A simple plan for ending the cycle of feeling like the bad guy when your kids can't see your point of view.

See if this scenario sounds familiar:

You frequently make decisions your children do not like. They, being (in your opinion) argumentative, strong-willed, and stubborn, demand to know your reasons. But no matter how well you explain yourself, you cannot get through their "thick skulls." The more you explain, the more upset they, and you, become. Eventually, some ugly scene ensues, after which you feel guilty, apologize for being so "unreasonable," and give in.

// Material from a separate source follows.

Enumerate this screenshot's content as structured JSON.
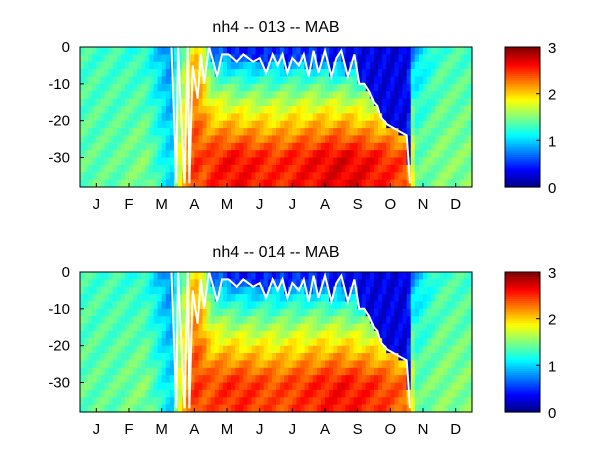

Fortunately, there is a way to never get into arguments with a child -- even a teenager. Here's how:

  • Accept the inevitable. Every child clings to the idea that the world should treat him or her as a special case. Your job as a parent is to pry this fantasy from the child's grip. As you do so, it becomes inevitable that your child will not like many of the decisions you make.
  • Save your breath. Children cannot fathom an adult point of view and will not until they become adults. Any attempt to help your child understand you will fall on its face.
  • Use the power of four words. Children do understand "Because I said so." They don't like it, but they understand it. Those four words tell a child that you, the parent, know where you stand. So go ahead and say it -- occasionally, that is.
  • Don't try to persuade. More often than not, tell your child the reason behind the decisions you make -- but don't ever try to reason. In other words, don't try to persuade your child into thinking your reasons have merit. Remember, you child won't be able to understand that until he or she becomes an adult.
  • Allow disagreement. When your child disagrees with your reasons, just say, "If I were you, I wouldn't agree with those reasons either. Nonetheless, my decision stands." If, at this point, your child accuses you of not being fair, just say, "I'd think so too if I was your age."

This simple, old-fashioned approach may be exactly how your parents stayed out of arguments with you when you were a child. And perhaps you and your spouse vowed never to say "Because I said so" or any other such old-fashioned thing to your children. But it turns out that your parents had a good idea.